Back on Feb. 7 a US Marine helicopter was struck down and all seven Marines on board died. Though the original story was buried beneath the hoopla surrounding what should have been considered less important news stories, according to the Washington Post (via MSNBC) an investigation into the military tragedy found that the helicopter was blown up from Sunnis using “sophisticated SA-14 or SA-16 shoulder-fired missile.”

It appeared that the missile used was not the Vietnam-era SA-7, which insurgents and militias are known to have, but more likely an SA-14 or SA-16. Those pose a bigger threat because they have greater range, size and ability to overcome aircraft defensive systems. The helicopter’s defensive system did not appear to deploy properly, the Marine Corps commandant, Gen.
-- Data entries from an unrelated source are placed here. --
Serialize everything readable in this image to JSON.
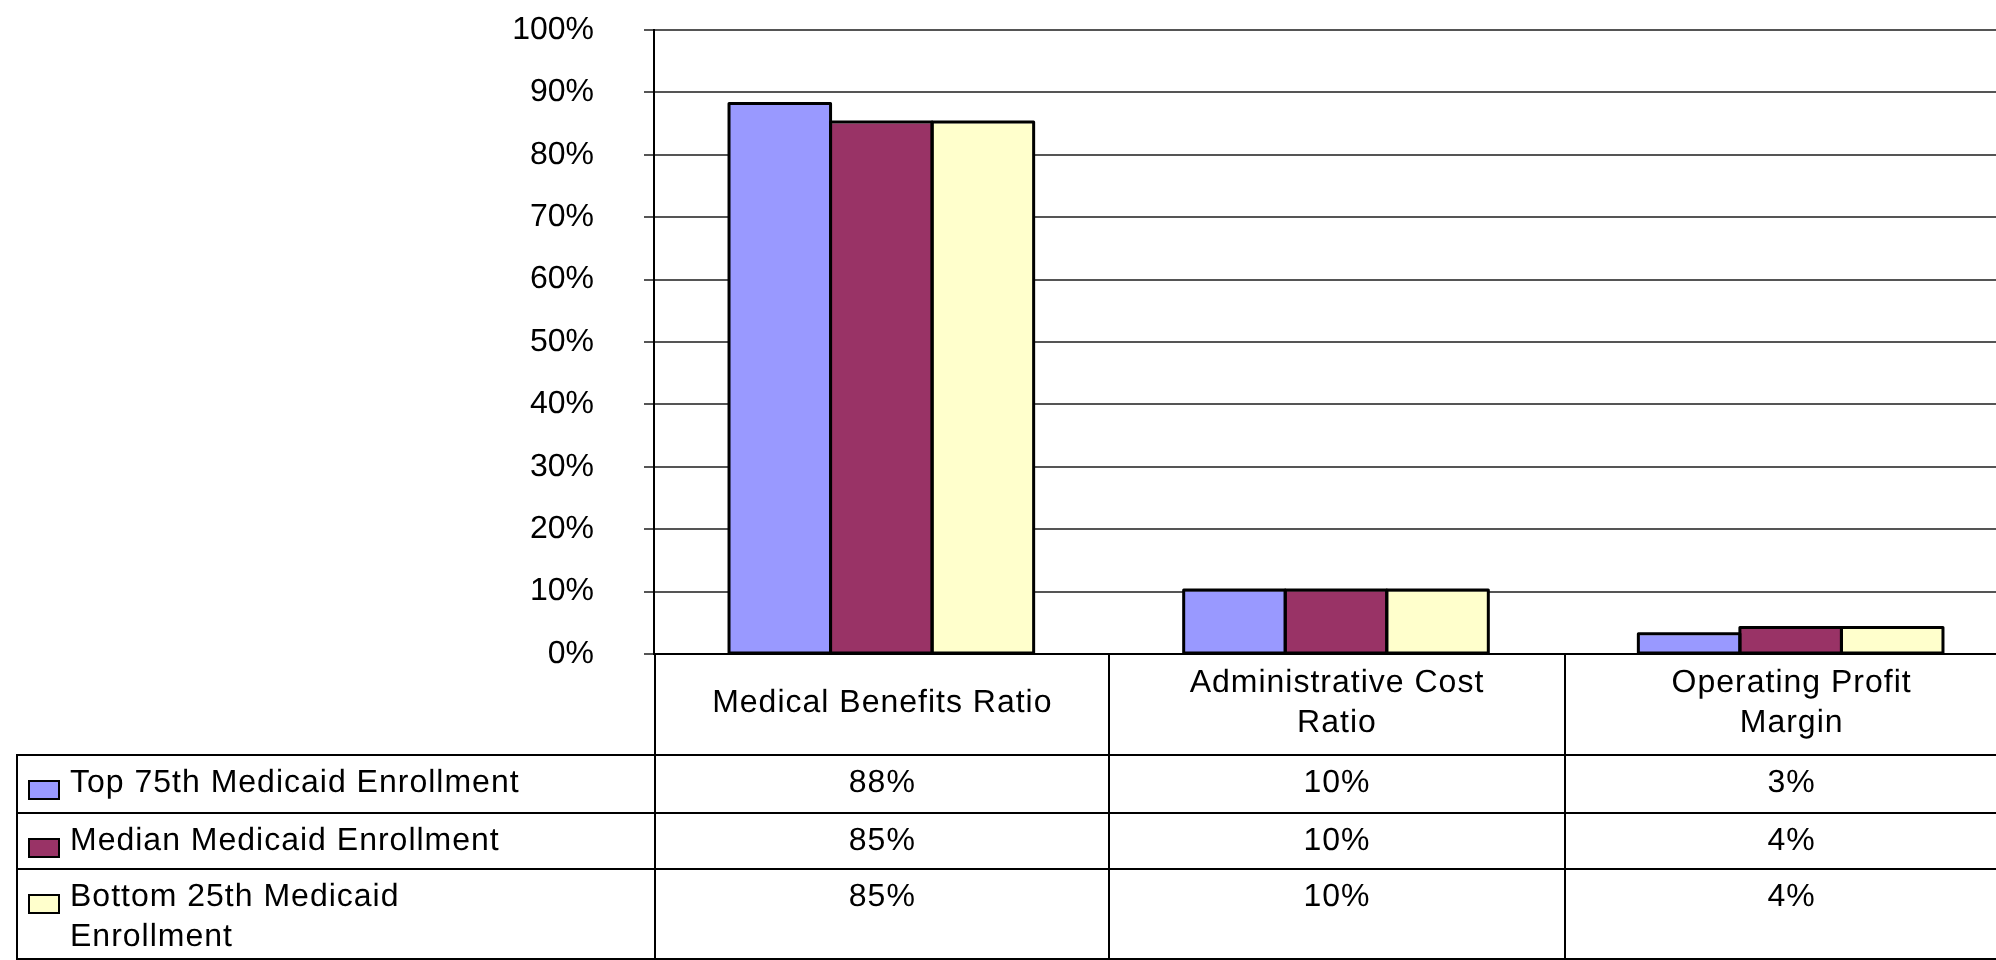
{
  "chart_data": {
    "type": "bar",
    "categories": [
      "Medical Benefits Ratio",
      "Administrative Cost Ratio",
      "Operating Profit Margin"
    ],
    "series": [
      {
        "name": "Top 75th Medicaid Enrollment",
        "color": "#9999ff",
        "values": [
          88,
          10,
          3
        ],
        "value_labels": [
          "88%",
          "10%",
          "3%"
        ]
      },
      {
        "name": "Median Medicaid Enrollment",
        "color": "#993366",
        "values": [
          85,
          10,
          4
        ],
        "value_labels": [
          "85%",
          "10%",
          "4%"
        ]
      },
      {
        "name": "Bottom 25th Medicaid Enrollment",
        "color": "#ffffcc",
        "values": [
          85,
          10,
          4
        ],
        "value_labels": [
          "85%",
          "10%",
          "4%"
        ]
      }
    ],
    "ylim": [
      0,
      100
    ],
    "yticks": [
      {
        "value": 0,
        "label": "0%"
      },
      {
        "value": 10,
        "label": "10%"
      },
      {
        "value": 20,
        "label": "20%"
      },
      {
        "value": 30,
        "label": "30%"
      },
      {
        "value": 40,
        "label": "40%"
      },
      {
        "value": 50,
        "label": "50%"
      },
      {
        "value": 60,
        "label": "60%"
      },
      {
        "value": 70,
        "label": "70%"
      },
      {
        "value": 80,
        "label": "80%"
      },
      {
        "value": 90,
        "label": "90%"
      },
      {
        "value": 100,
        "label": "100%"
      }
    ],
    "grid": "y",
    "legend": "bottom left"
  }
}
James T. Conway, testified before the Senate last week. The Russian-manufactured SA-14 or SA-16 probably would have been brought into the country from abroad relatively recently.

The latest in a string of attacks against US aircraft has shown the enemy to be more patient, better armed, more prepared and also willing to change their strategy on the ground.? I’m not going to argue that an escalation in US troops is the answer but since no one in the Democratic Party has put forth an alternative plan and with the announcement this morning that Britain is withdrawing a portion of their troops from Basra it’s time for the Democrats or Republicans to grow a backbone and come up with a new strategy for our troops both in Iraq and at home.? Sending more troops to Iraq will only put more troops live’s at risk.? It’s not an answer to the quagmire Iraq has become.